CELPHEDIA is committed to achieve the three sub-objectives to strengthen fundamental, biomedical and pharmaceutical research.

Scientific objectives

1 - To provide and to develop innovative, standardized and massively parallel technological approaches, for the scientific community:

  • to accelerate the basic understanding of the genes and pathogenic variants involved in human and animal diseases
  • to promote therapeutic innovation through the validation of candidate genes as potential therapeutic targets and to determine their effects in referenced model organisms, particularly so-called humanized mice, and if required the non-human primate model.

2 - To favor translation of the results from a model organism to another.
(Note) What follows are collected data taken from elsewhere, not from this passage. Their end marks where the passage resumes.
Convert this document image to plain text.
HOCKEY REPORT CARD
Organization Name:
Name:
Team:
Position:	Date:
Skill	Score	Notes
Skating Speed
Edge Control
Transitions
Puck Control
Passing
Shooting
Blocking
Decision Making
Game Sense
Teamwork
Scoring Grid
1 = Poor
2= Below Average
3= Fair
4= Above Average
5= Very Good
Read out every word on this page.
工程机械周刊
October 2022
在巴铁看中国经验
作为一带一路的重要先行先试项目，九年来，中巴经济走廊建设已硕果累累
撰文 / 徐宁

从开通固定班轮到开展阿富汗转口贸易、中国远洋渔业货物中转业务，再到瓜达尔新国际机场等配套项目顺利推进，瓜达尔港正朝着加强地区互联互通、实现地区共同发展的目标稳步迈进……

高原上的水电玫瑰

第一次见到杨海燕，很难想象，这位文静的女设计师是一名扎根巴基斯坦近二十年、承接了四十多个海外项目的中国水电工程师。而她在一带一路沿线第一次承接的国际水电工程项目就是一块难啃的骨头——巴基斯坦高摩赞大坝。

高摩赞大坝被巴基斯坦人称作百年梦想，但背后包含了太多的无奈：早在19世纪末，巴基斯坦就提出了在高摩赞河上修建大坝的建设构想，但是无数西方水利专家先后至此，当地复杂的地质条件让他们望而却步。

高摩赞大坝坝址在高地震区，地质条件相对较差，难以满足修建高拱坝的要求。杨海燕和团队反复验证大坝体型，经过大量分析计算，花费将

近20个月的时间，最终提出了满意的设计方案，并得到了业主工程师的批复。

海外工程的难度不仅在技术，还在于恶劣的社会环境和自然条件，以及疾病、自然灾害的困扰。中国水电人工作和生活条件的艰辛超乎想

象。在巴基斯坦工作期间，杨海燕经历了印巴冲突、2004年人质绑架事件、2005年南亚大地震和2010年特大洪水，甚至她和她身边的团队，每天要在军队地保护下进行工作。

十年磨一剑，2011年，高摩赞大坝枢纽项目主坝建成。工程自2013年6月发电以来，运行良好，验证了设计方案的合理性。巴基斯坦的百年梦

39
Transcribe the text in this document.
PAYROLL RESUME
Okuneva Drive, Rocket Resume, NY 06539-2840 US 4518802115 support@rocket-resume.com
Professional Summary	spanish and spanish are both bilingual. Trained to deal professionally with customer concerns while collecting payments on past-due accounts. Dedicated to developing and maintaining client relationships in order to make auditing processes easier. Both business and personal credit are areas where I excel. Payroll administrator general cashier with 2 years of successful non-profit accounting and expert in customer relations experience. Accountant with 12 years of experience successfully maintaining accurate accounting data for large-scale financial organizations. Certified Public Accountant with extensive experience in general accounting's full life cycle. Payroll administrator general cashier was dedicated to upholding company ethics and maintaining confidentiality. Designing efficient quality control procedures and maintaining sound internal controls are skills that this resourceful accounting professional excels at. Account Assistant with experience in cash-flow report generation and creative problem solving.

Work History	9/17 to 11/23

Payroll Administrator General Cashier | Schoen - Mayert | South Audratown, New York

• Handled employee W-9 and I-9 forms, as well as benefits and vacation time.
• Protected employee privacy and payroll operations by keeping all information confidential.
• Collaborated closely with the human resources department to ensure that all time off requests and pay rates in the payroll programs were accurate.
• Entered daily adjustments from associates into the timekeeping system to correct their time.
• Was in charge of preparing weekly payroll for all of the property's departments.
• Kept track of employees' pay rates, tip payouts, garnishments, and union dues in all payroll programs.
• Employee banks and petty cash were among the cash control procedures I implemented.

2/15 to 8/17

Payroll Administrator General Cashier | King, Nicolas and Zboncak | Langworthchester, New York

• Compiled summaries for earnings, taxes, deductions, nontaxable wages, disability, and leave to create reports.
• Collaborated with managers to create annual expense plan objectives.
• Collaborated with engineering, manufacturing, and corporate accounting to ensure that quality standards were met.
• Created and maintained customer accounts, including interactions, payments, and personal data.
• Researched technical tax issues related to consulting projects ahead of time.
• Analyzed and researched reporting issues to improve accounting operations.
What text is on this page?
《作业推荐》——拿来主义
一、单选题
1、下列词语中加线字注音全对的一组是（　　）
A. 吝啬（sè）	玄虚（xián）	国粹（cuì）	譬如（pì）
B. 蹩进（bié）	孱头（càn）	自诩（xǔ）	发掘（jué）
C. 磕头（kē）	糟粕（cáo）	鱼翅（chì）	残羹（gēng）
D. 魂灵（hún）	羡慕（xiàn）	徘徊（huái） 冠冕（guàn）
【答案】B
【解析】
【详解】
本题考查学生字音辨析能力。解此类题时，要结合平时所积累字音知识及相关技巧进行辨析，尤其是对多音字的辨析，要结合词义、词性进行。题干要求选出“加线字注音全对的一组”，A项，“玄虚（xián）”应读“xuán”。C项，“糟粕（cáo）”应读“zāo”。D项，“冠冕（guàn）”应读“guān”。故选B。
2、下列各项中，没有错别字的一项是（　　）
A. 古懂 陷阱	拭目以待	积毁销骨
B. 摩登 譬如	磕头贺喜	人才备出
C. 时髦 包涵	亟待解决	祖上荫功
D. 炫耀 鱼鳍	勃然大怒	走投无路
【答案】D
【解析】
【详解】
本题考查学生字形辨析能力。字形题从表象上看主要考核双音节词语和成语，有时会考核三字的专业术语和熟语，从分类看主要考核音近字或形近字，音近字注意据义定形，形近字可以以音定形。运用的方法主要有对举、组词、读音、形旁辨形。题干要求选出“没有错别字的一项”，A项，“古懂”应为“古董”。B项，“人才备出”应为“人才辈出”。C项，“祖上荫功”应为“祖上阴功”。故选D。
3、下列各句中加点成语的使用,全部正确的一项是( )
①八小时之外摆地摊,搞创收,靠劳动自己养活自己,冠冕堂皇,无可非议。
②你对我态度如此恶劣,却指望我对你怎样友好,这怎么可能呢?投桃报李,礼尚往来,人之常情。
3 - To perform a high throughput analysis of targets effects, either in normal or in pathological situations. Thus, a standardized functional exploration will be supplemented by more specialized analysis covered by all platforms, in connection with competitive research centers.

4 - To improve and standardize processes and protocols and thus facilitate national and international exchanges and access to the models of interest.

5 - To contribute to the international effort in the functional annotation of the genome and the understanding of human diseases.